La scorciatoia diventa norma molto prima dell’incidente
Nel 2021 un gruppo di ricerca in psicologia sociale ha rimesso alla prova uno dei risultati più citati sulle norme sociali, con due esperimenti di campo preregistrati e uno online, su 1798 persone in totale. Ha confermato la cosa più semplice. Le persone gettano meno rifiuti in un luogo pulito che in uno già coperto di immondizia.
Nessuno ha letto un cartello. Ciò che ha spostato la decisione è stato lo stato del luogo, che in silenzio indicava quello che lì faceva la maggioranza delle persone. Con la pratica insicura che si ripete in un’organizzazione avviene qualcosa di simile. Molto prima che quella pratica compaia in un report di incidente, ha già funzionato per mesi come il modo in cui si lavora, e quel modo si impara guardando che cosa fanno gli altri prima che leggendo la policy.
Quando l’incidente arriva, la reazione consueta punta su chi lo aveva in mano quel giorno. La sanzione cade sull’ultimo anello di una pratica che l’organizzazione stava producendo, e lascia intatto ciò che la produceva. In il rischio umano nella cybersecurity ho spiegato perché quel rischio è sistemico.

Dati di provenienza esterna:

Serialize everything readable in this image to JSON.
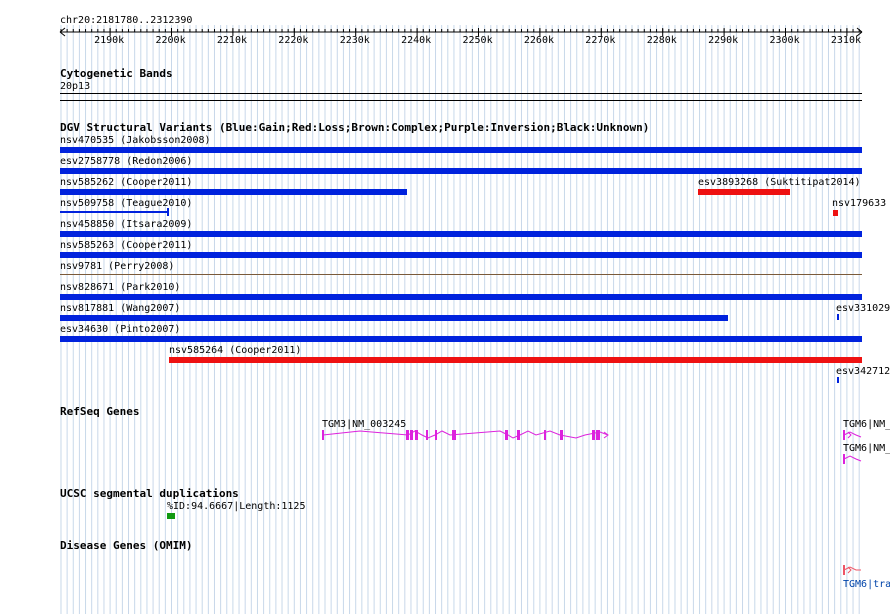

Qui mi interessa quello che accade nel gruppo, un livello a cui la lettura caso per caso non arriva.
Perché una pratica insicura smette di sembrare tale?
Quando le condotte insicure si ripetono senza conseguenze visibili, modificano la percezione del rischio e fanno sembrare accettabile la devianza.
Il caso meglio documentato è quello dello Space Shuttle Challenger, che si è disintegrato poco dopo il decollo nel gennaio del 1986. Il problema che lo ha distrutto non era una sorpresa. Le guarnizioni che sigillavano le giunzioni dei razzi si danneggiavano volo dopo volo, e il gruppo di ingegneria aveva avvertito che sotto i 53 gradi Fahrenheit la tenuta non era affidabile. Il giorno del lancio ce n’erano 36.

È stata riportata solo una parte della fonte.